KUNSTENPLATFORM PLAN B

The Research Plan: Joris De Rycke

This interview is part of a series of interviews conducted at the start of Fieldwork II. They offer a glimpse into the practice of the six participating artists/collectives and explore the way in which they approach their research projects. You can also follow the rest of their journey on this website. Here, Joris De Rycke talks about his project 'Ruderalia'.


Mapping and identifying wild plants is something I have been doing for a long time. Initially, this activity was not directly related to my artistic practice, but lately the two have begun to converge. For me, my artistic activities and the scientific systematics of ecology are constantly intertwined. Both are very specific frameworks for viewing the world. They are based on an in-depth study of the visual world without necessarily having any practical use.
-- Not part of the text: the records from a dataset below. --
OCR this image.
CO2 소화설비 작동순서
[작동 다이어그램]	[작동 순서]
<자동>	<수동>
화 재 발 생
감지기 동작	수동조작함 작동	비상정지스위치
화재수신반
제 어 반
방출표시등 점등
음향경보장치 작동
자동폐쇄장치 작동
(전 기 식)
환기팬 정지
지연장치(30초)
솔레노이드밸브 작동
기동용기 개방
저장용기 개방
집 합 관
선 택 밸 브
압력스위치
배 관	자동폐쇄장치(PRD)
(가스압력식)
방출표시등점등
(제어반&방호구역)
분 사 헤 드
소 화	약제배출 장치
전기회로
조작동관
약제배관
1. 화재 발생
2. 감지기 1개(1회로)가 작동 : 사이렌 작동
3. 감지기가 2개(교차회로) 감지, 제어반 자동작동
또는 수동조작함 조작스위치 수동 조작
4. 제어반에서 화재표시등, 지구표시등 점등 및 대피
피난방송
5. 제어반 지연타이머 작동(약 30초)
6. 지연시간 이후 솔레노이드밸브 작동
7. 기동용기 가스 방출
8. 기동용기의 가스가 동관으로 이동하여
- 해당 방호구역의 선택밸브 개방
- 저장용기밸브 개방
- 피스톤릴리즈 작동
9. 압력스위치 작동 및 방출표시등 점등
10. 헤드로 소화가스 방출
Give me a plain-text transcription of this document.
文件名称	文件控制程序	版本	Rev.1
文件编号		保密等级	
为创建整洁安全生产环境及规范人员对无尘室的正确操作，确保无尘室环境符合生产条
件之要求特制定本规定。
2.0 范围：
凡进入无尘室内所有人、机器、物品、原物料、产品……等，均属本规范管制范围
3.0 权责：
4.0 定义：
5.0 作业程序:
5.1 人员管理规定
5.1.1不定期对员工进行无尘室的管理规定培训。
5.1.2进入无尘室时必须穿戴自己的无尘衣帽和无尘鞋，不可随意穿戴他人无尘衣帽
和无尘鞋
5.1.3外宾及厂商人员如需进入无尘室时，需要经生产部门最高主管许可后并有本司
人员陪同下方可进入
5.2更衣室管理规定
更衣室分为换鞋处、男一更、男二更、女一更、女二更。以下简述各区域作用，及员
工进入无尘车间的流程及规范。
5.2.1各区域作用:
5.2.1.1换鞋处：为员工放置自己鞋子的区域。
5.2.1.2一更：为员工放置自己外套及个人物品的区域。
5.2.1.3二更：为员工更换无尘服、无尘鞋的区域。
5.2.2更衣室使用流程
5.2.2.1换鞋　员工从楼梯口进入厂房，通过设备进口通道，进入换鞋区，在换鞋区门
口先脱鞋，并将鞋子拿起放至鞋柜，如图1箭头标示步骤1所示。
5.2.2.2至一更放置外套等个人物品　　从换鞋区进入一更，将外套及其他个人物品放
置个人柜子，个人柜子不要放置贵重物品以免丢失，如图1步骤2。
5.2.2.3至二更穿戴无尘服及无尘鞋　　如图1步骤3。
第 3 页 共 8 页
I know people who spend day and night studying lichens or the sexual characteristics of aphids. When someone delves so deeply into a particular subject, the comparison with an artistic practice is not far-fetched. A research-based project such as Veldwerk ensures that my practice, which is partly botanical and partly artistic, can take on a clear form and lead to something that is finished.

A film seems to me to be an ideal form in which to explore and present this research in all its complexity. Through that medium, you come quite close to the experience of 'seeing for yourself' or 'remembering something', while as a creator you can fill in and steer this experience very precisely. Casting such research into a museum exhibition quickly becomes very abstract and far removed from the direct experience of seeing. 
Each screening is a kind of exhibition that you build up and break down again and again to show in a different context. It would be great to be able to present the film both within different plant working groups and at an experimental film festival.

For my film, I am looking for places with a certain ambiguity. I want to limit myself to places with a high diversity of plants and nature, but which are not nature reserves. Places where no real conservation takes place. For example, I want to work around the mine spoil tips in Genk. They have an unclear status: monument, industry, waste, past, future... The coal that was mined there consists of the remains of plant species that became extinct 300 million years ago. On such a mine slag heap, you walk on the remains of the first forests that ever covered the earth. Such places are much more inspiring to me than nature reserves that are managed to look like nature.

These are places that are not consistently maintained, are usually polluted, and often only exist for a very short time. They have no protection as nature, but are within reach of the city and its property developers. My film will therefore also be an archive of places that will change beyond recognition.

For my apple tree project, in which I am creating a collection of different varieties of apple trees from discarded cores, I have often sought out such places. I start from the principle that apple trees that grow from the seeds of a core do not belong to an existing variety such as Jonagold or Granny Smith, but through cross-pollination have very different characteristics from the apple they come from. I find these apple trees next to railway lines, on abandoned industrial sites, or in car parks where many truckers stop (and throw their cores on the verge). I revisit these places when the trees are bearing apples, select the most interesting varieties, and return during the winter to cut twigs from the trees and graft them. This project is ongoing during my research for Veldwerk, but now I also take my camera with me to document the locations themselves.

People who spend a lot of time in a particular place become a kind of caretaker of that place. That is why I also want to focus on interactions with local residents and regular passers-by. My research could just as easily take place within a city; from a purely botanical point of view, it is the same method. What is different, however, are the encounters that take place. At a busy intersection in the city, it is often more difficult to strike up a conversation than on a deserted road where someone passes by every hour. The people who pass by there have usually made a very conscious choice to be there at that moment.  That makes me curious about the interactions people have with the places I map. Someone who fishes at the same cove every week has a more profound interaction with that place than I do. That can lead to an interesting conversation, even if it's just to film what kind of fish he has in his bucket. 

I will be satisfied with my film if there is a certain complexity to it. What often bothers me about nature documentaries is that you see a few lions and a few zebras, but the mushrooms and grass that grow there are not mentioned. I also want to show the less visible aspects, without reducing them to a story. If there is a story in it, it comes from working on the same theme 24 hours a day. Then I automatically start to see a lot of connections, a special state of being with a clear focus. I hope I can translate that personal experience through editing. It certainly doesn't have to be a coherent story; on the contrary, editing is always a kind of collage. I would like it if people couldn't immediately summarise what the film was about afterwards. 

John Parkinson's Theatrum Botanicum (1640) is an important herbal book in the English-speaking world, somewhat comparable to Rembert Dodoens' Cruydtboek (1554). Personally, I do not find Theatrum Botanicum necessarily more interesting than other herbal books, but the title certainly appeals to my imagination. Theatrum was often used in the titles of descriptive works at that time. For example, Abraham Ortelius's first world atlas was titled Theatrum Orbis Terrarum. A literal interpretation as a plant theatre corresponds to one of the ways in which I want to interpret the film. By selecting a number of plant species for each location that are exceptional and at the same time specific to that location, and following them throughout their growing season, they become protagonists in the film.